One evening, she was annoyed to find that she did not have the beach to herself.
Ahead of her, stumping along, was a silhouette.
She resolved not to be put off by his presence and carried on walking, although her lithe pace brought her up with him faster than expected.
She was about to pass, not in the mood to exchange the normal words of polite recognition, when she caught a glimpse of his profile and called out to him, almost despite herself,
'But it is never you, Jean!'
And he, smiling, replied
'And is it you, Jeanne?'
They had not seen each other since their young romance had been blighted over forty years before but, as she said, it was not just their eyes that recognised each other on that beach on the Ile de Re.
They had been at teacher training college together in those pre-war days.
She, stepdaughter of a railwayman who had married her mother after the death of her husband in the First World War.
He, son of a bourgeois family from a small town.
They had fallen in love and wished to marry.....but there was an obstacle.
His widowed mother controlled the purse strings and she would not permit her son to marry not only 'beneath him' socially but also to a girl who brought no dowry with her.
There was a further obstacle.
Mother was devout, regular in her Church attendance and rigid in her observance of religious practices.
What used to be called a 'grenouille de benitier'....literally a frog in the holy water stoup.
The free thinking daughter of one of those atheistic railwaymen was an unthinkable wife for her son.
Jean gave up his dream of marrying Jeanne.
They danced, for the first and last time, at their graduation, and parted, as they thought, for ever.
She started teaching, married and had three children.
When I first knew her she had retired as headmistress of the Maternelle, which caters for the three to six year olds in the French school system, and by the greetings she exchanged when out in the town it was clear that most of the population had passed through her hands in their time.
Her methods were brisk, it appeared, and her response to the occasional complaint by concerned parents that 'certain things' were happening in the playground would probably traumatise modern educationalists.
She would line up the little boys against one wall, command them to drop their shorts and underpants and then line up the little girls opposite, explaining that this....lifting a small penis with a pencil...was the only difference they needed to know about at this stage of their lives and that having received this information anyone removing their knickers on school premises in future would be severely dealt with.
Years after parting from Jean, she had read in a newspaper that he had become one of the deputy maires of a large town, but that was the only thing she knew about him....until their meeting on the beach.
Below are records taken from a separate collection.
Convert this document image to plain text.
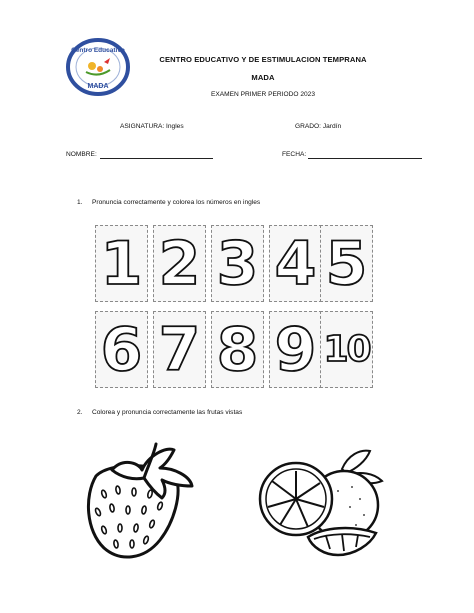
Centro Educativo
MADA
CENTRO EDUCATIVO Y DE ESTIMULACION TEMPRANA
MADA
EXAMEN PRIMER PERIODO 2023
ASIGNATURA: Ingles	GRADO: Jardín
NOMBRE:	FECHA:
1. Pronuncia correctamente y colorea los números en ingles
1 2 3 4 5
6 7 8 9 10
2. Colorea y pronuncia correctamente las frutas vistas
As they talked, sitting on the low wall behind the beach, he told her that he too, had been a teacher, had married another of the girls from the teacher training college...one who satisfied his mother's criteria...and that they too had had three children. His wife had died five years earlier.
She had inherited a house on the Ile de Re, and he had been holidaying there for years....but always in August.
Jean and Jeanne made a very happy couple. They both kept their own houses and moved from one to another.
They took foreign holidays...something she had always longed to do....and they had albums of the photographs he took of their travels and of the plants and flowers in which they both delighted.
He also started to keep a journal.
Every day he would write up their activities and the thoughts that occurred to him and every day he would also write part of the story of the years since he had been forced to part from her all those years ago, so that she could share the history she had missed.
They did not marry, so as not to change the arrangements they and their spouses had made for their childrens' inheritances.
Eventually, after some years, his health deteriorated.
He doggedly used the exercise bicycle suggested by his doctor in order to reduce weight, but it exhausted him to no avail.
Jeanne nursed him through his final weeks, in her house, until he died.
The day after his death, one of the daughters arrived with a hired van to take his possessions.
After all, he and Jeanne were not married. She had no legal claim on anything he owned.
The exercise bicycle....the clothes...the books....the photographic albums......and the journal.
His hymn to Jeanne.
After all, as his daughter said, the exercise books containing the journal been bought by her father, so they were now legally part of his estate and his family would decide what to do with them.
I told you that this was a French love story.